Хозяйка не проронила больше ни слова, но чего ему про себя пожелала, то от простого смертного, конечно, скрыто. Однако это нисколько не мешает ему (ни отцу Чире, ни отцу Спире) усесться вместе с прочими гостями за стол и отведывать всё подряд, — не желает он, видимо, и здесь, как добрый пастырь, выделяться среди доверенной ему паствы. Он сидит, застыв недвижимо на своём месте, подобно каменному утесу или маяку на морском берегу, в то время как всё вокруг колышется, будто волны бушующего моря. Всё кругом него меняется за столом, неизменен только он один.
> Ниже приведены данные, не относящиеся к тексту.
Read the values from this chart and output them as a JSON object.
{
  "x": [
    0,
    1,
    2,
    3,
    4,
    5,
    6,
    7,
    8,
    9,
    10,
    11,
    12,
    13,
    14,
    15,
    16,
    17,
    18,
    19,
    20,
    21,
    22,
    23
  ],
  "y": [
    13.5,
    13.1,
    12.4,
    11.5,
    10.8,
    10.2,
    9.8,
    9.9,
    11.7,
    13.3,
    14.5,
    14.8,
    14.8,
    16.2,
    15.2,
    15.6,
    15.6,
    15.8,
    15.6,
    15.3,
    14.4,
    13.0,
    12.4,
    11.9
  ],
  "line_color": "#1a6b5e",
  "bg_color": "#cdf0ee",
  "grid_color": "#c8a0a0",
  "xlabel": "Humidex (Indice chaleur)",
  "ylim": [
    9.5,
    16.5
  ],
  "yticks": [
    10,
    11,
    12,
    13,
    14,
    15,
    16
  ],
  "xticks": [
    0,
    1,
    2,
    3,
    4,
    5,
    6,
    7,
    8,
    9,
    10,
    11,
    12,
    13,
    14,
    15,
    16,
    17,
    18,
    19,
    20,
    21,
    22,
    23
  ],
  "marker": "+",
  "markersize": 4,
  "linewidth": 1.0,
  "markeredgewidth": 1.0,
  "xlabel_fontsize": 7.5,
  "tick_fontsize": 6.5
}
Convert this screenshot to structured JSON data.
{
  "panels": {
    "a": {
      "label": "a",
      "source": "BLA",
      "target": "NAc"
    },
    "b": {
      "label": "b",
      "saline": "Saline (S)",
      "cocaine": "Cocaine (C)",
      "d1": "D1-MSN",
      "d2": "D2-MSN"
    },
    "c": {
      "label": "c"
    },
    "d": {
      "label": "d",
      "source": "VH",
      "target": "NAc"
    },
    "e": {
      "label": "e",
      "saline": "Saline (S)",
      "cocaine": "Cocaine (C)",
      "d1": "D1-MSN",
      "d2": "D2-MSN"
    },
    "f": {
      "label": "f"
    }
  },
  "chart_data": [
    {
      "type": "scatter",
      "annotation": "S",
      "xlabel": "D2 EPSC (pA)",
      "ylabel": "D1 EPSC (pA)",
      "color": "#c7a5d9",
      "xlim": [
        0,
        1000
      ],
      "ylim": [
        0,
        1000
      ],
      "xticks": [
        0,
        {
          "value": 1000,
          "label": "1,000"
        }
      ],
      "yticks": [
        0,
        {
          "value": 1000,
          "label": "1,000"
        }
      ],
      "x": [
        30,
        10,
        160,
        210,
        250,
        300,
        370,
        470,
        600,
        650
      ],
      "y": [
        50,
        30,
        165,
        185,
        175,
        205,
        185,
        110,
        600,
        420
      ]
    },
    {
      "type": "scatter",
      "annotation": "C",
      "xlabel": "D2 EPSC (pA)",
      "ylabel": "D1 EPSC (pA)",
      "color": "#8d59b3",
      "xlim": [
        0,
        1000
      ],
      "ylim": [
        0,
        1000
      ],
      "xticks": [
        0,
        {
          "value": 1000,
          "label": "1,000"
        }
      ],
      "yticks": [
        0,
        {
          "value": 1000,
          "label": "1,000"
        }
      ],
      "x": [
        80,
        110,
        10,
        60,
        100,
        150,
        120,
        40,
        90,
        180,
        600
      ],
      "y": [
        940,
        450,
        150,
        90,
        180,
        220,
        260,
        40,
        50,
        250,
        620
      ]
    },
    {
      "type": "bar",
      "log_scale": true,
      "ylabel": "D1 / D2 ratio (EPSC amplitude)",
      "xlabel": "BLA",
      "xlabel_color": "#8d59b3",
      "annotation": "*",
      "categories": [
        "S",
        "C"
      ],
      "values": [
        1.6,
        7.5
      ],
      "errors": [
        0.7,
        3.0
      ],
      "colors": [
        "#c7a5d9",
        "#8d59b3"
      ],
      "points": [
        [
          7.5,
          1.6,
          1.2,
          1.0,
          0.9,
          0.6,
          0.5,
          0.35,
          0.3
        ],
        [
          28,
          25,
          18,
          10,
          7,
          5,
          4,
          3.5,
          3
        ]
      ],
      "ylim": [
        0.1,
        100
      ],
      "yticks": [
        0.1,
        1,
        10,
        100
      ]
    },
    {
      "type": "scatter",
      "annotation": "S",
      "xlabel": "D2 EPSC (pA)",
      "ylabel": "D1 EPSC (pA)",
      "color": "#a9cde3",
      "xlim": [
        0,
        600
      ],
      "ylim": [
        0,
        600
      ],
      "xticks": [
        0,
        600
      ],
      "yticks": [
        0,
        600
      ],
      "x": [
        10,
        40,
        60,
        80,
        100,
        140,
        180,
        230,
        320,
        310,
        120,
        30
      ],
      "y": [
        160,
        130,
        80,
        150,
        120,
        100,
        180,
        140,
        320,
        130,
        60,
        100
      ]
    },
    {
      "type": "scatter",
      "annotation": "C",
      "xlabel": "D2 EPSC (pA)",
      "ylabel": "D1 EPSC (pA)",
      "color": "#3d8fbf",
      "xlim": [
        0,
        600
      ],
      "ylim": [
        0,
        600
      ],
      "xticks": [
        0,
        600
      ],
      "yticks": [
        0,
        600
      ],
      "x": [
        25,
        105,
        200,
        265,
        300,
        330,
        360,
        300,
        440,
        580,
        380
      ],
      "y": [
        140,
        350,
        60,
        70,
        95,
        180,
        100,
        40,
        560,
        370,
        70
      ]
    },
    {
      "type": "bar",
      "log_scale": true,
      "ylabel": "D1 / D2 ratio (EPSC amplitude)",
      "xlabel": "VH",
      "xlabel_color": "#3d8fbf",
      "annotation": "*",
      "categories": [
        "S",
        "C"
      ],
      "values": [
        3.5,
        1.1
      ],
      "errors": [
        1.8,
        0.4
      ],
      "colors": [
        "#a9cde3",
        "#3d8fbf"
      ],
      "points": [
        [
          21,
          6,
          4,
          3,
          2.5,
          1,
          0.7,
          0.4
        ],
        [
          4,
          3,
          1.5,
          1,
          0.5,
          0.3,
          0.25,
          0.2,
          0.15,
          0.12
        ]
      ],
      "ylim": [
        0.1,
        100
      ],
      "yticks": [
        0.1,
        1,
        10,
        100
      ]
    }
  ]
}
Кто подымется и пойдет танцевать, кого уведут, а кто сам по себе, без посторонней помощи, свалится под стол. Вспомнят о нём и примутся искать, только когда жена, вдруг спохватившись, спросит: «Куда ж это девался мой супруг?» — и будет спрашивать до тех пор, пока не найдёт его под столом. «Ох, обуза ты моя!» — охает супруга, вытаскивая его. А его преподобие знай себе сидит да посиживает. Разве что разок за сутки поднимется — дескать, проведать лошадей, посмотреть, куда торчат рожки молодого месяца и какая завтра будет погода, — да и опять усядется. И снова меняют тарелки, подают чистые чарки и холодное свеженацеженное вино. И так до утра, пока не принесут заправленную медом ракию[5]. Вот тогда преподобный отец отправляется под шумок восвояси, боясь, как бы пьяные сваты из чрезмерного почтения не навязали ему в провожатые Совру с его волынкой.
А все венчавшиеся в селе отлично знали что к чему, понимали обязанности и задачи семейной жизни и её конечную цель. И обоим попам с избытком хватало работы (а следовательно, и доходов) — крестить по селу новорожденных.
Редко выпадал день, чтобы к попу, тому или этому, не являлся пономарь Аркадий и не начинал примерно так: — Отче… вас просят пожаловать… ждут вас на церковной паперти… окрестить новорожденного младенца мужеска пола Нецы Прекайца. (Аркадий, как и отец Чира, терпеть не мог Вука с его реформами[6], из-за которых не отличишь человека от мужика.)
Его преподобие отправляется в церковь крестить, а затем — в дом отца новорожденного, на званый обед. У ворот его встречает без шапки немного сконфуженный Неца, целует ему руку и бормочет: «Хе, известное дело, батюшка, люди мы грешные!» А когда, плотно пообедав, поп вернётся домой, чего только не принесёт он с собой! Тут и полотенца, и полотенички, и писаные торбы, и деньги. Подсчитывает поп деньги и улыбается в ус, считает да похваливает младенца — какой-де пригожий и крепкий христианин. А как радуется матушка попадья — бог ты мой! Так и ходит за попом, словно вчера только поженились, и думает про себя: «Не поменялась бы даже с самой вице-губернаторшей!»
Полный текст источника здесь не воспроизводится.